Description of original award (Fiscal Year 2021, $250,000)
Strengthening the Medical Examiner-Coroner Operations and Forensic Medicine Library
Los Angeles County Department of Medical Examiner-Coroner
1104 N. Mission Road
Los Angeles, CA 90033
Jonathan R. Lucas, M.D. Chief Medical Examiner-Coroner/Department Head
Prior to the 2020 COVID-19 pandemic the Los Angeles County Department of Medical Examiner-Coroner (DME-C) experienced an increased caseload mostly associated with drug-related fatalities and homeless deaths. In 2020, the DME-C experienced a 30% increase in jurisdictional cases, excluding COVID-related deaths. The increase in caseload continued into 2021 with an additional 20% increase in jurisdictional cases in the first six months over the same period in 2020.
There are currently 7 clerical staff who answer telephone calls and determine jurisdiction on reported deaths, and cover a 24-hour a day, seven-day-a-week operation. In 2020, these staff took jurisdiction on 12,616 cases. In addition to determining jurisdiction on reported deaths and fielding calls from families, mortuaries, hospital staff and other external partners these staff, review mortuary release paperwork, and request medical records from various healthcare entities and physician offices. The existing staff receive an average of 13,200 telephone calls per month. The DME-C tracks data of the number of calls, wait times, and length of the call. The callers routinely wait an excessive amount of time, sometimes over 90 minutes before their call for service is answered. This impacts law enforcement officers at a death scene, nurses and doctors at a hospital, and others who may have to tend to patients conduct their investigations or other critical tasks. Family members who call DME-C for case information on a loved one also find themselves in the same wait cycle. calls in the past month. Funding this proposal will allow Los Angeles DMEC to hire two additional Senior Typist Clerks and two part-time Student Professional Workers in 2022-2023 to support the call center.

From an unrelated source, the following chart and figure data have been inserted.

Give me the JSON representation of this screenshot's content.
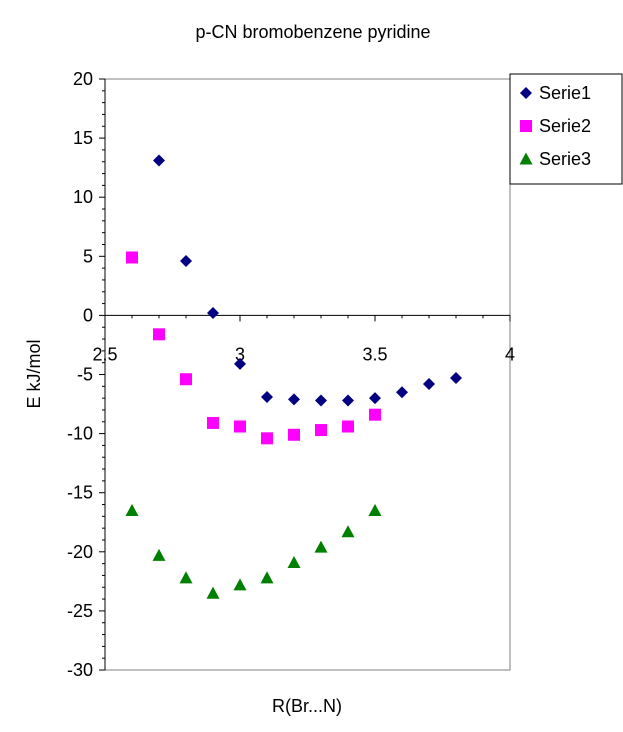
{
  "chart_data": {
    "type": "scatter",
    "title": "p-CN bromobenzene pyridine",
    "xlabel": "R(Br...N)",
    "ylabel": "E kJ/mol",
    "xlim": [
      2.5,
      4
    ],
    "ylim": [
      -30,
      20
    ],
    "x_ticks": [
      "2.5",
      "3",
      "3.5",
      "4"
    ],
    "y_ticks": [
      "20",
      "15",
      "10",
      "5",
      "0",
      "-5",
      "-10",
      "-15",
      "-20",
      "-25",
      "-30"
    ],
    "grid": false,
    "legend_position": "right",
    "series": [
      {
        "name": "Serie1",
        "marker": "diamond",
        "color": "#000080",
        "points": [
          [
            2.7,
            13.1
          ],
          [
            2.8,
            4.6
          ],
          [
            2.9,
            0.2
          ],
          [
            3.0,
            -4.1
          ],
          [
            3.1,
            -6.9
          ],
          [
            3.2,
            -7.1
          ],
          [
            3.3,
            -7.2
          ],
          [
            3.4,
            -7.2
          ],
          [
            3.5,
            -7.0
          ],
          [
            3.6,
            -6.5
          ],
          [
            3.7,
            -5.8
          ],
          [
            3.8,
            -5.3
          ]
        ]
      },
      {
        "name": "Serie2",
        "marker": "square",
        "color": "#ff00ff",
        "points": [
          [
            2.6,
            4.9
          ],
          [
            2.7,
            -1.6
          ],
          [
            2.8,
            -5.4
          ],
          [
            2.9,
            -9.1
          ],
          [
            3.0,
            -9.4
          ],
          [
            3.1,
            -10.4
          ],
          [
            3.2,
            -10.1
          ],
          [
            3.3,
            -9.7
          ],
          [
            3.4,
            -9.4
          ],
          [
            3.5,
            -8.4
          ]
        ]
      },
      {
        "name": "Serie3",
        "marker": "triangle",
        "color": "#008000",
        "points": [
          [
            2.6,
            -16.5
          ],
          [
            2.7,
            -20.3
          ],
          [
            2.8,
            -22.2
          ],
          [
            2.9,
            -23.5
          ],
          [
            3.0,
            -22.8
          ],
          [
            3.1,
            -22.2
          ],
          [
            3.2,
            -20.9
          ],
          [
            3.3,
            -19.6
          ],
          [
            3.4,
            -18.3
          ],
          [
            3.5,
            -16.5
          ]
        ]
      }
    ]
  }
}
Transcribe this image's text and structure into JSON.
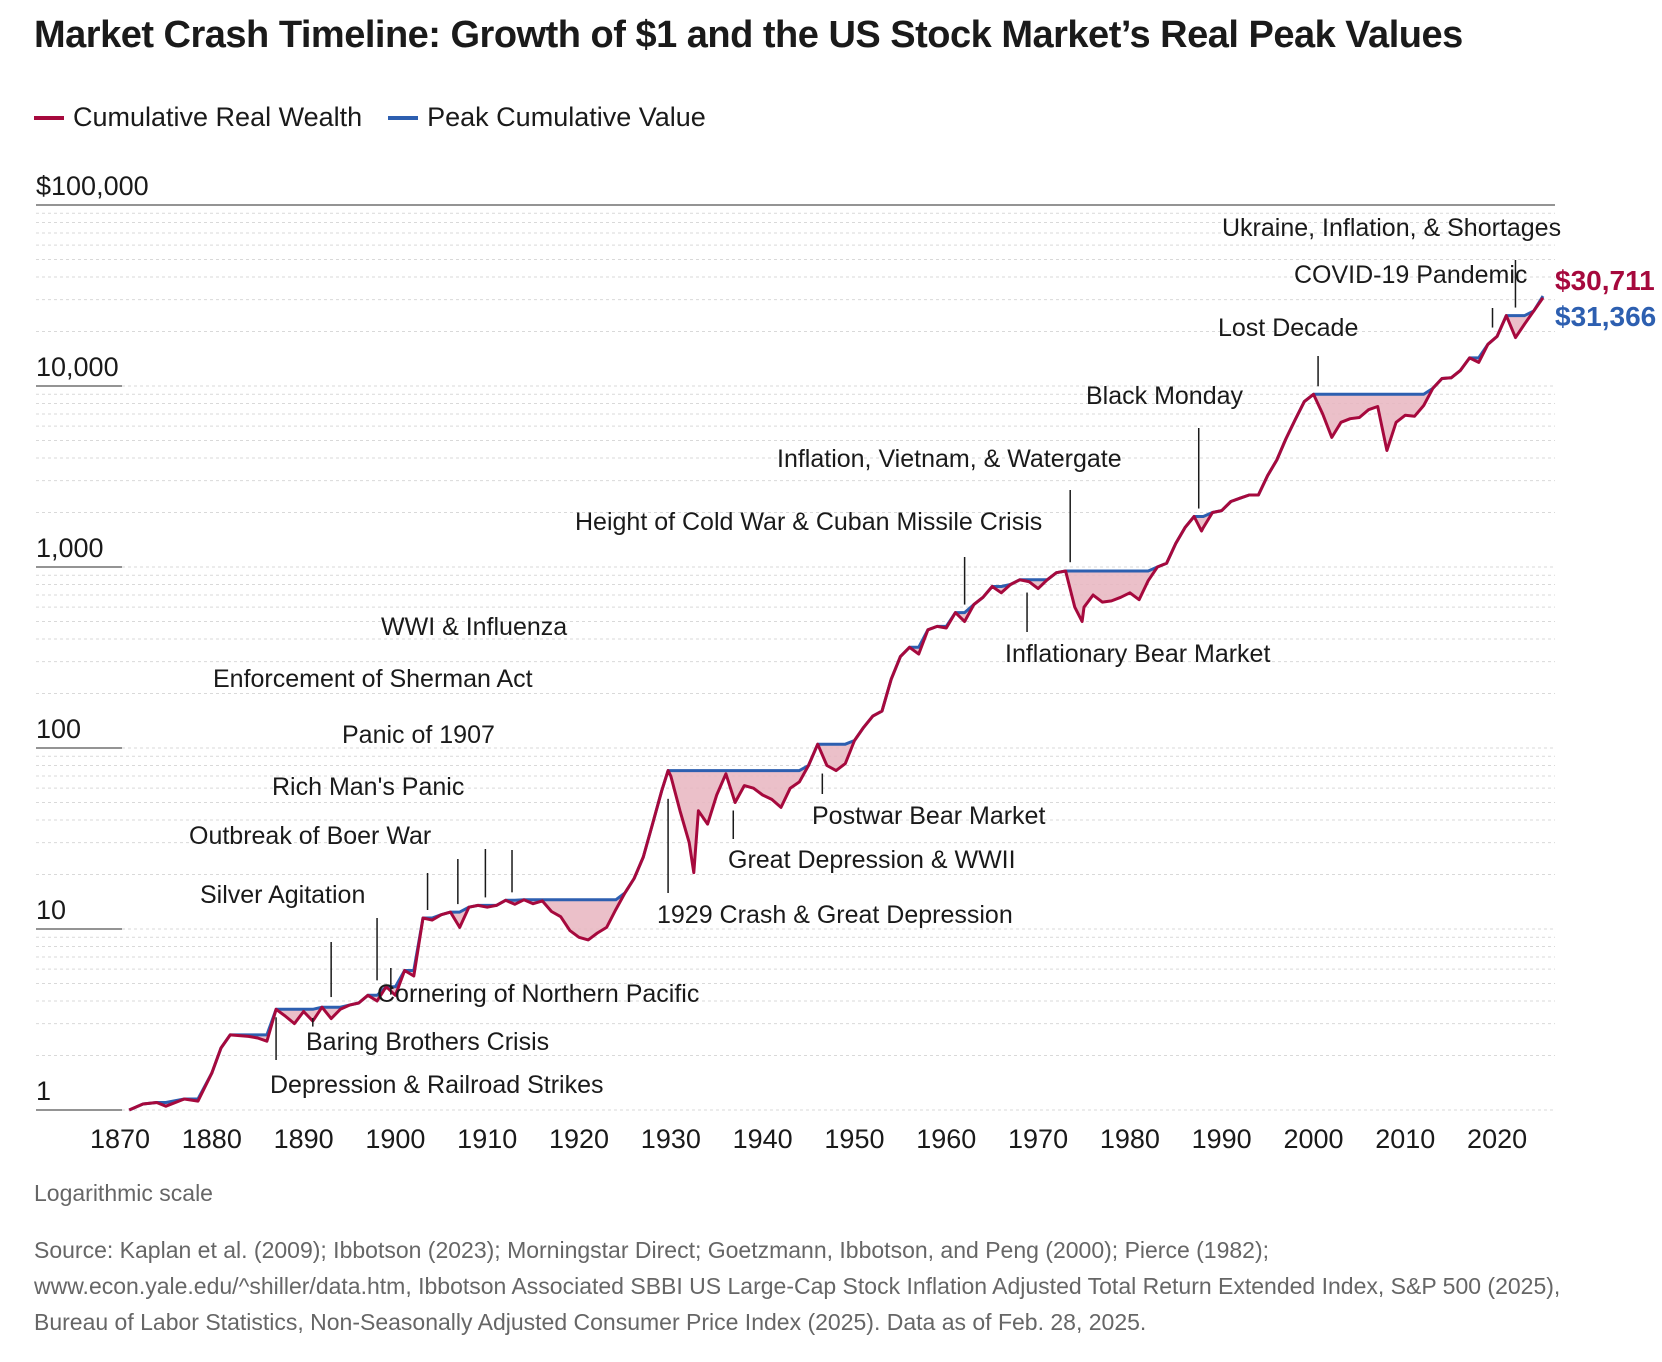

This project also uses Federal funds to assemble a computerized set of forensic literature resources, including journals, textbooks, and other publications at the host institution, Los Angeles County Medical Examiner-Coroner. This collection would be available to employees of Los Angeles County such as medical examiners, criminalists, and detectives for use in casework as well as to create new scientific knowledge. This would present an opportunity for everyday forensic practitioners to use the latest developments in their everyday casework.
The forensic pathology literature is not widely read and tends to be dispersed among many locations. It would be of great value to forensic pathologists, criminalists, death investigators, and toxicologists to have a large source of forensic literature located in one place.